One term that you may come across in discussions of phylogeny is the concept of a "wastebasket" taxon. As the name suggests, a wastebasket taxon is one into which authors tend to throw everything that they can't really deal with. Often, a wastebasket will include the members of a group that are relatively unspecialised, often primitive, and united less by their shared characters than their lack of distinct features to connect them to one or another of the specialised subgroups that the author may recognise within the parent group. Phalangodidae among short-legged harvestmen, Sylviidae among passerine birds and Perciformes among spiny-finned fishes are all examples of taxa that have become wastebaskets in the past. Some wastebasket taxa are explicitly established as such, like the 'Deuteromycota' that included asexual fungi before techniques were developed that made it significantly easier to relate asexual and sexual fungal taxa. More often, though, a taxon originally based on a certain combination of features will develop into a wastebasket over time as phylogenetic studies show that the original basis characters for that taxon represent plesiomorphies (ancestral characters). This week's highlight taxon, the spider superfamily Amaurobioidea, perhaps belongs to the latter group.
In an earlier post, I included a quick overview of basal spider phylogeny, going as far down as the clade Araneoclada that unites those spiders that have only a single pair of book lungs (ancestrally, at least - many families of Araneoclada have lost the book lungs entirely, or evolved tracheae in their place). Members of the Araneoclada are further divided between the Haplogynae and the Entelegynae, originally based on the presence (Entelegynae) or absence (Haplogynae) in females of paired copulatory ducts opening on a sclerotised plate called the epigyne. While the absence of such ducts in the Haplogynae is obviously a primitive character and no longer regarded as uniting them, the group has funnily enough been supported as monophyletic based on a number of other characters (except for a small number of 'haplogyne' taxa that are phylogenetically entelegynes) (Coddington & Levi, 1991). However, the Amaurobioidea belong to the Entelegynae, which is by far the larger of the two clades. Within the Entelegynae, the primary division was long based on whether or not a species possessed a cribellum, a plate-like structure among the spinnerets that bears hundreds of tiny silk-producing spigots. As these spigots exude silk simultaneously, the spider uses a specialised arrangement of bristles on the fourth pair of legs to weave them together to form a woolly thread (see here for a more detailed description). Because this woolly thread is composed of multiple tangled strands, it can effectively entangle prey such as small insects that get caught among the strands. Unfortunately, as knowledge of entelegyne spiders improved it became clear that possession of a cribellum did not define a phylogenetically coherent group. A number of cases were identified of pairs of taxa clearly related by other characters in which one taxon possessed a cribellum and the other did not. The eventual conclusion was that the cribellum was an ancestral character for the Entelegynae (as also supported by its presence in one haplogyne family, the Filistatidae) that had been lost on numerous occassions.

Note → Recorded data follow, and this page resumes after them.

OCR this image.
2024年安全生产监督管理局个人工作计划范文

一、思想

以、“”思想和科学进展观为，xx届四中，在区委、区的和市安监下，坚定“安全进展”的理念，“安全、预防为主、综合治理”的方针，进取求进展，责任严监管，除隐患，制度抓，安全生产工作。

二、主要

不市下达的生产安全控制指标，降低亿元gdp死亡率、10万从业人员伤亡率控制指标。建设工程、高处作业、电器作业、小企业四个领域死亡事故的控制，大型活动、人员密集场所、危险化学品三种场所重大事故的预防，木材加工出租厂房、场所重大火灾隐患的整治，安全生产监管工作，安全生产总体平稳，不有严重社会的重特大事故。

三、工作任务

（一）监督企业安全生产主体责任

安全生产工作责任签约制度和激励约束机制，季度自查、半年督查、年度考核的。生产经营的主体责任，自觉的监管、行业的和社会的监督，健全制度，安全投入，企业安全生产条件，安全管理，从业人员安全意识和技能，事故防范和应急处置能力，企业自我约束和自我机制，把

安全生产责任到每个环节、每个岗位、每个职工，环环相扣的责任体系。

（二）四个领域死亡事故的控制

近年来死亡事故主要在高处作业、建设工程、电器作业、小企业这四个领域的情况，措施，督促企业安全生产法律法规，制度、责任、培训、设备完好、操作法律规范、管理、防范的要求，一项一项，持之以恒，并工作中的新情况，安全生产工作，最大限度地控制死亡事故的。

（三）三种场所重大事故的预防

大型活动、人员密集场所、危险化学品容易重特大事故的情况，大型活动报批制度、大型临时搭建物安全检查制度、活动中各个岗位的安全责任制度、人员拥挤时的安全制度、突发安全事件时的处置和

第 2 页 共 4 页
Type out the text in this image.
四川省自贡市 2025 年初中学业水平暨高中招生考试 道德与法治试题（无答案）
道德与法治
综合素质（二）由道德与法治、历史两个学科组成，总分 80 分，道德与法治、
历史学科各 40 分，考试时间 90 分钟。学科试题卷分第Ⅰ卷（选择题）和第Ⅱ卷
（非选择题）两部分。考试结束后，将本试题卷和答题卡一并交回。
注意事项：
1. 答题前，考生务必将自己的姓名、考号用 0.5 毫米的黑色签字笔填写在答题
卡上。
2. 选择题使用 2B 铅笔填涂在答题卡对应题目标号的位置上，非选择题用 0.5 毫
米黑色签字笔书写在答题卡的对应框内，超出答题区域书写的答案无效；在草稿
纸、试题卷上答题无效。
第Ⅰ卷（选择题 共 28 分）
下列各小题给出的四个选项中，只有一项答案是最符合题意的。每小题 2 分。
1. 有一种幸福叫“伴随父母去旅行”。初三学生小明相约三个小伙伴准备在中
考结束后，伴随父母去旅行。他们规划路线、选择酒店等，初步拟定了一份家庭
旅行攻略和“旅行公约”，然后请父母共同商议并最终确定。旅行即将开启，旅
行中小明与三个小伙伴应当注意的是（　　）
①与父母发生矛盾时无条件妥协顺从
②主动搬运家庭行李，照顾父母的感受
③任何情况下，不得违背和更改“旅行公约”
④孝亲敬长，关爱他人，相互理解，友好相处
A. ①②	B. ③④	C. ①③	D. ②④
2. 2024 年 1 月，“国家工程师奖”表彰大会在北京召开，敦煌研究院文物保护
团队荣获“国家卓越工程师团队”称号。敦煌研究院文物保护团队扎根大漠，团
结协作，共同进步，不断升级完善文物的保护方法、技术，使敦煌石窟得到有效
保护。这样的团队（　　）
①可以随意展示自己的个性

In general, the Amaurobioidea included cribellate spiders with unbranched abdominal median tracheae, as opposed to Dictynoidea with branched abdominal median tracheae (Coddington & Levi, 1991). Families that have been assigned to Amaurobioidea include (among others) Amaurobiidae, Agelenidae, Ctenidae, Amphinectidae and Nicodamidae, but relatively little unites these families. Most of them are generally ground-dwellers (which may explain the common name of one of the best-known members, the hobo spider Tegenaria agrestis). Many members build small sheet-webs, but others are active hunters. Both the characters referred to above have since been shown to represent plesiomorphies of larger clades, with the alternative conditions arising multiple times. The phylogenetic analysis of entelegyne spiders by Griswold et al. (1999) found the 'Amaurobioidea' to fall within a clade that was sister to the clade including the orb-weavers, but the same clade included the Dictynoidea and Lycosoidea (wolf spiders and such) nested within 'amaurobioids'. Indeed, not even the type family of Amaurobiidae was monophyletic, with some members closer to the lycosoids while others were closer to the agelenoids. The Amaurobioidea, it seems, was a bust.
Coming up - science and art, whether taxonomy is science, why family names are so awful, micro-spiders, and Parapseudoleptomesochrella almoravidensis.
Coddington, J. A., & H. W. Levi. 1991. Systematics and evolution of spiders (Araneae). Annual Review of Ecology and Systematics 22: 565-592.
Griswold, C. E., J. A. Coddington, N. I. Platnick & R. R. Forster. 1999. Towards a phylogeny of entelegyne spiders (Araneae, Araneomorphae, Entelegynae). Journal of Arachnology 27: 53-63.